I, again, applied random forest model in order to determine the most important
variables. Random forest ranks all variables based on how much information they
contribute. Very basicaly, they determine by using *Shannon information* and *Gini
impurity*. Those algorithms select the variable whose information is the most in
terms of separation of patients.
```{r variable importance, echo=FALSE}
varImpPlot(rfModel,type=1,n.var = 5, scale = T)
```
#2 Part 2 of exam: Exam questions
**Question 1** Describe what bias-variance trade-off is in the context of super-
vised learning and its interpretation.
Variance refers to how much the model changes, when we estimate the model using a different training data set. Ideally the model should not vary much for better generalizability. However, if a model has high variance with small changes in the training data most likely results in large changes in model. In general, more flexible models have higher variance.
Bias is simply, the error. Observation – prediction.
As a general rule, as we use more flexible methods, the variance will increase and the bias will decrease for both training and testing data. As we increase the flexibility of the model even more, training error continues to decline, however test error significantly starts increasing. So the model should have a balance between bias and variance.
**Question 2** Cross-validation is often applied to optimize tuning parameters in
supervised prediction models. Describe a situation when you should use nested
cross-validation and why.
The main reason of appliying cross-validation is to prevent over-fitting. Since, ideally, we should use test data only once, we have to be very sure about the model that we build. It should be validated before testing phase.
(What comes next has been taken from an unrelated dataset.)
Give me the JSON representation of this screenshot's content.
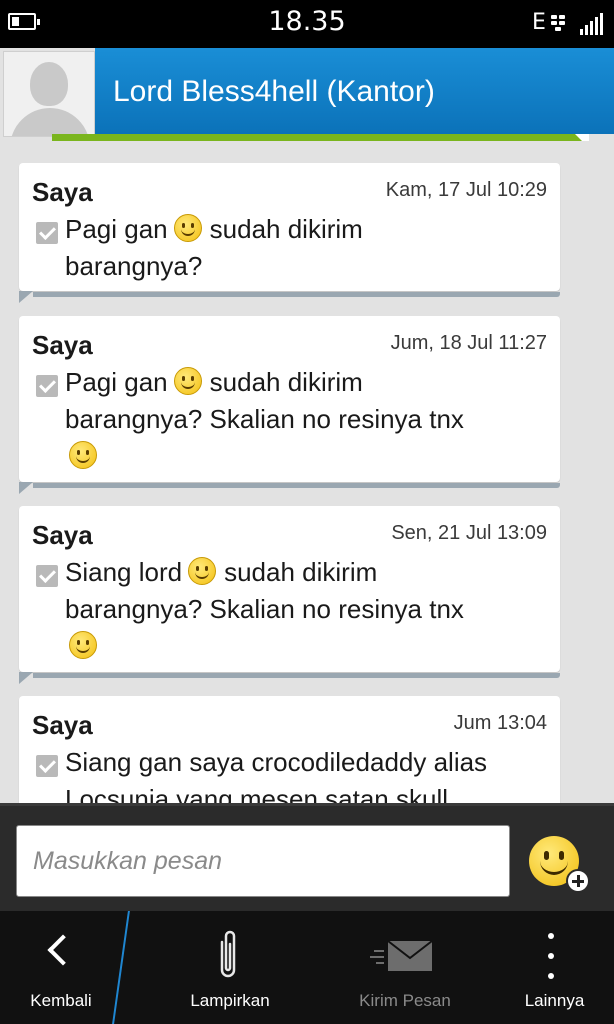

In medicine or biology researches, sometimes (maybe most of the times), due to natural reasons, enough data is not genereted for machine learning or AI applications. Therefore, the information from each ivdiviuals become very important and we do not have luxury to put aside some data for only testing purpose. For thoses cases, cross-validation is a preferable choice, for example, outer loop splits the data for validation and training while inner loop optimizes possible hyperparamters or selects features etc.
**Question 3** Briefy describe problems that can occur when transferring the use
of a model from one population (where it was developed) to another.
The model might be optimized well for one population, but it may fail when we transfer the model to another population due to difference of the distribution of the ethnicity or genetic background. If that is the case, we likely encounter severe issues with sensitivity and specificity.
**Question 4** Penalization of a loss function (e.g. residual sum of squares) is
a technique that is often used in supervised learning methods. What is the
primary purpose of the penalization?
The primary use of penalization is avoiding over-fitting. Then models tends to overfit if there are large numbers of variables due to curse of dimensioanlty. When we apply penalization to our model we force some variables become zero or very close to zero (depends on L1 or L2 regularization) which results lower numbers of variable in the model.
Penalization can be used as a feature selection as well. We drop-out some variables since their weights become zero.